Vortices in Kekulene Molecules

TL;DR

This study uses Monte Carlo simulations to explore magnetic vortex structures in Kekulene molecules, revealing temperature-dependent regimes and potential for nanoscale magnetic applications.

Contribution

It is the first to analyze magnetic vortex configurations in Kekulene molecules across various temperatures and anisotropies using Monte Carlo methods.

Findings

Low-temperature vortex configurations are unique for certain anisotropies.

Vortex-antivortex arrangements emerge at higher anisotropies.

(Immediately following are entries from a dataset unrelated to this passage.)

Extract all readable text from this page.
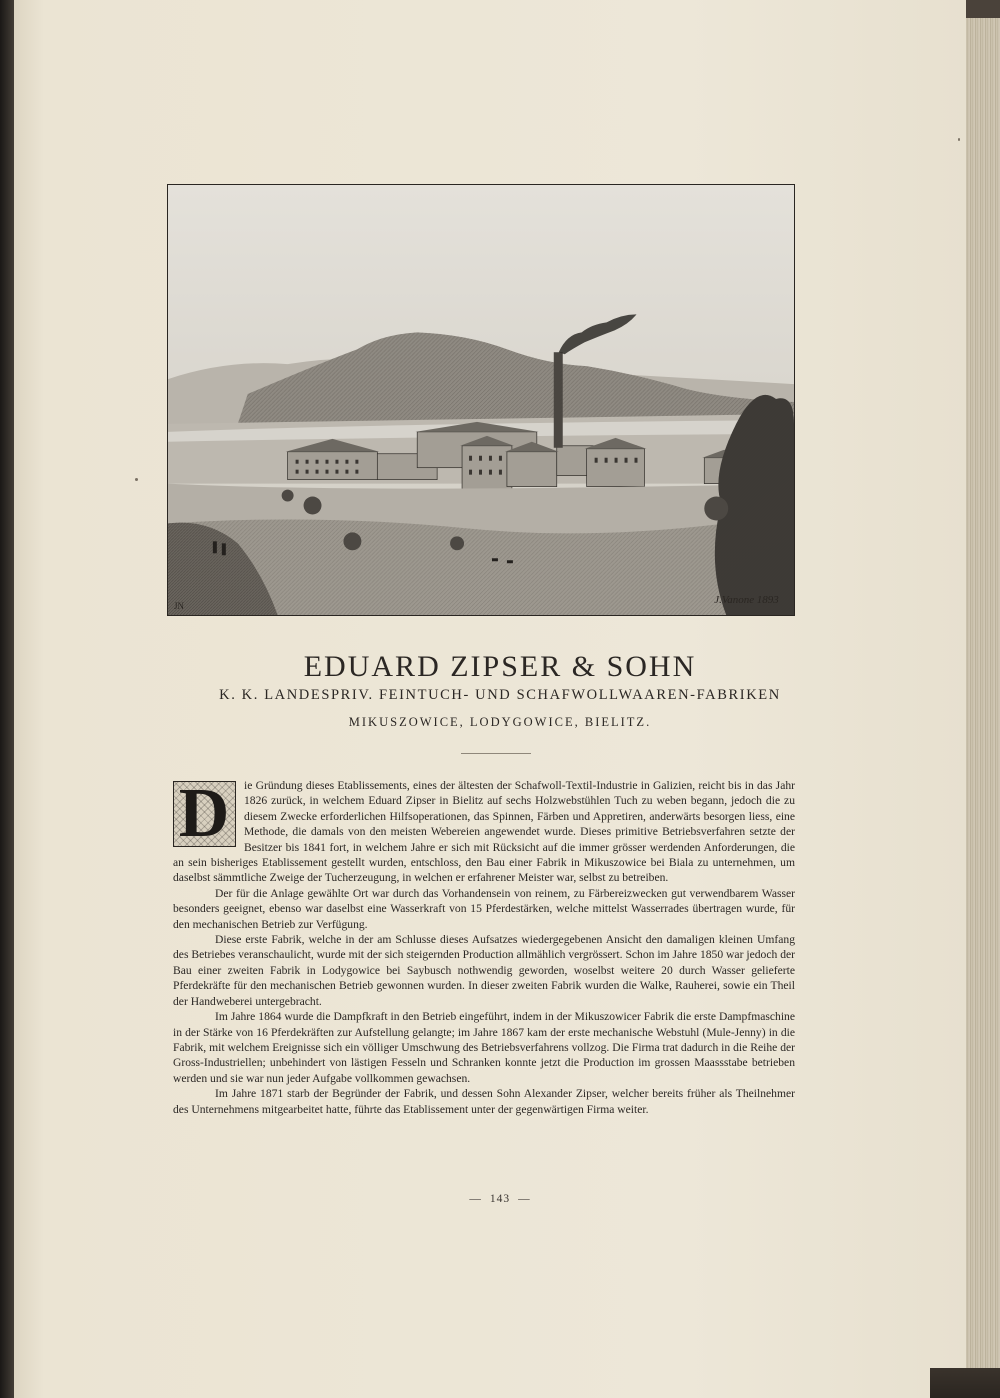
JN	J.Vanone 1893
EDUARD ZIPSER & SOHN
K. K. LANDESPRIV. FEINTUCH- UND SCHAFWOLLWAAREN-FABRIKEN
MIKUSZOWICE, LODYGOWICE, BIELITZ.

D	ie Gründung dieses Etablissements, eines der ältesten der Schafwoll-Textil-Industrie in Galizien, reicht bis in das Jahr 1826 zurück, in welchem Eduard Zipser in Bielitz auf sechs Holzwebstühlen Tuch zu weben begann, jedoch die zu diesem Zwecke erforderlichen Hilfsoperationen, das Spinnen, Färben und Appretiren, anderwärts besorgen liess, eine Methode, die damals von den meisten Webereien angewendet wurde. Dieses primitive Betriebsverfahren setzte der Besitzer bis 1841 fort, in welchem Jahre er sich mit Rücksicht auf die immer grösser werdenden Anforderungen, die an sein bisheriges Etablissement gestellt wurden, entschloss, den Bau einer Fabrik in Mikuszowice bei Biala zu unternehmen, um daselbst sämmtliche Zweige der Tucherzeugung, in welchen er erfahrener Meister war, selbst zu betreiben.

Der für die Anlage gewählte Ort war durch das Vorhandensein von reinem, zu Färbereizwecken gut verwendbarem Wasser besonders geeignet, ebenso war daselbst eine Wasserkraft von 15 Pferdestärken, welche mittelst Wasserrades übertragen wurde, für den mechanischen Betrieb zur Verfügung.

Diese erste Fabrik, welche in der am Schlusse dieses Aufsatzes wiedergegebenen Ansicht den damaligen kleinen Umfang des Betriebes veranschaulicht, wurde mit der sich steigernden Production allmählich vergrössert. Schon im Jahre 1850 war jedoch der Bau einer zweiten Fabrik in Lodygowice bei Saybusch nothwendig geworden, woselbst weitere 20 durch Wasser gelieferte Pferdekräfte für den mechanischen Betrieb gewonnen wurden. In dieser zweiten Fabrik wurden die Walke, Rauherei, sowie ein Theil der Handweberei untergebracht.

Im Jahre 1864 wurde die Dampfkraft in den Betrieb eingeführt, indem in der Mikuszowicer Fabrik die erste Dampfmaschine in der Stärke von 16 Pferdekräften zur Aufstellung gelangte; im Jahre 1867 kam der erste mechanische Webstuhl (Mule-Jenny) in die Fabrik, mit welchem Ereignisse sich ein völliger Umschwung des Betriebsverfahrens vollzog. Die Firma trat dadurch in die Reihe der Gross-Industriellen; unbehindert von lästigen Fesseln und Schranken konnte jetzt die Production im grossen Maassstabe betrieben werden und sie war nun jeder Aufgabe vollkommen gewachsen.

Im Jahre 1871 starb der Begründer der Fabrik, und dessen Sohn Alexander Zipser, welcher bereits früher als Theilnehmer des Unternehmens mitgearbeitet hatte, führte das Etablissement unter der gegenwärtigen Firma weiter.

— 143 —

Vortex structures disorder with increasing temperature.

Abstract

Kekulene is an aromatic hydrocarbon with formula C48H24 arranged in the shape of a closed super-ring as shown in Fig. 2. It consists of a sublattice with 48 C atoms with spin 5/2 and a 24 hydrogen sublattice with spin 2. In this communication, we use Monte Carlo simulations to determine the magnetic structures present in Kekulene for several temperatures (T) and dipole anisotropies ({\delta} = D/J). Our results show that there are two regimes at low temperature separated by a crossover at 2.5 < {\delta}cross < 3.0. For {\delta} < {\delta}cross the ground state has a unique vortex configuration. In the region {\delta} > {\delta}cross arrangements of vortices-antivortices (V-AV) appears. As temperature raises the vortex structure disorders and small oscillations take over. The importance on synthesizing this molecule grounds in the possibility of building real planar structures of sizes at least 10 times smaller than the earlier proposed permalloy nanodots. It is worthy to mention that Kekulene is a planar structure with atomic thickness, which is a great advantage compared with other nanomagnetic structures.